The new action plan from the European Commission comes at a time when there are still unsolved problems with non-performing loans from the past. An important piece of legislation to create a secondary market for non-performing loans has been blocked for over a year in the Parliament due to resistance from the Greens and the Socialists.
Esther de Lange MEP, Vice-Chairwoman of the EPP Group and co-Rapporteur of the non-performing loans files, said: “Parliament has missed the opportunity to do something with the bad loans when the economy was still growing and with low interest rates. It goes without saying that the situation has become more complicated since then, and that the current crisis requires us to pay even more attention to including sufficient consumer protection in these sensitive files, but the urgency to deal with the matter has done nothing but increased.”
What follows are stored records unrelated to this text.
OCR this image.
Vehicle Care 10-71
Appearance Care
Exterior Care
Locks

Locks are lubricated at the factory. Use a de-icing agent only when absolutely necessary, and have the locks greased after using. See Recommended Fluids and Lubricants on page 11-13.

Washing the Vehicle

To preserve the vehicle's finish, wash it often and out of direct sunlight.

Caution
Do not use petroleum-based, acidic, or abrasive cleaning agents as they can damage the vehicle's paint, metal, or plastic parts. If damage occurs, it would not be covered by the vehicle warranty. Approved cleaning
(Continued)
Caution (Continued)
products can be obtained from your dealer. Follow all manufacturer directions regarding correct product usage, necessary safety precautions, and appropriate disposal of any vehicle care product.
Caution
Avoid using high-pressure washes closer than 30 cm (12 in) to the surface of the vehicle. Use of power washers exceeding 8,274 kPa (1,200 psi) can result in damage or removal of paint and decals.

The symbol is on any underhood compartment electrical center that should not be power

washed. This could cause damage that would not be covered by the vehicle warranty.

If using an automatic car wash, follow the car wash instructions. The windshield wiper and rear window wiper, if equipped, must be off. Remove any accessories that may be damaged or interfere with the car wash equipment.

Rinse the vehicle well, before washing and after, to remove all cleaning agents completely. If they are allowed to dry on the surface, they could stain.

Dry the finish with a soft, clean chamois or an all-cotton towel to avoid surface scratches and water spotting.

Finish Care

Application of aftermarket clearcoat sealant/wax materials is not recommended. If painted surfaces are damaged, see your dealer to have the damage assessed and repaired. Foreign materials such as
“Minor improvements in transparency and standardisation to make comparisons easier for buyers and sellers of non-performing loans can only do so much in the absence of a legislative framework for secondary markets”, Markus Ferber pointed out.
“I can only call on the Greens and the Socialists to [follow the plea from the Commission to] continue the legislative work on the proposal for a secondary markets framework for non-performing loans and the extrajudicial enforcement procedure”, said Ferber who acknowledged that well-structured special bad banks could also play a role in mitigating the bad loans problem, but that those banks should be set up in accordance with strict rules. “We don’t want to keep ‘zombie banks’ alive or have the taxpayer shoulder all the risk”, he said.
The new action plan and the legislation that is not yet in the European Parliament are vital in preventing another banking crisis, Esther de Lange stressed.
“We want to solve the problem now, and let’s be clear: this is not only about Italy and Italian banks, it is much bigger. We cannot and should not only focus on bad banks. All banks have to be treated in the same way”, de Lange concluded.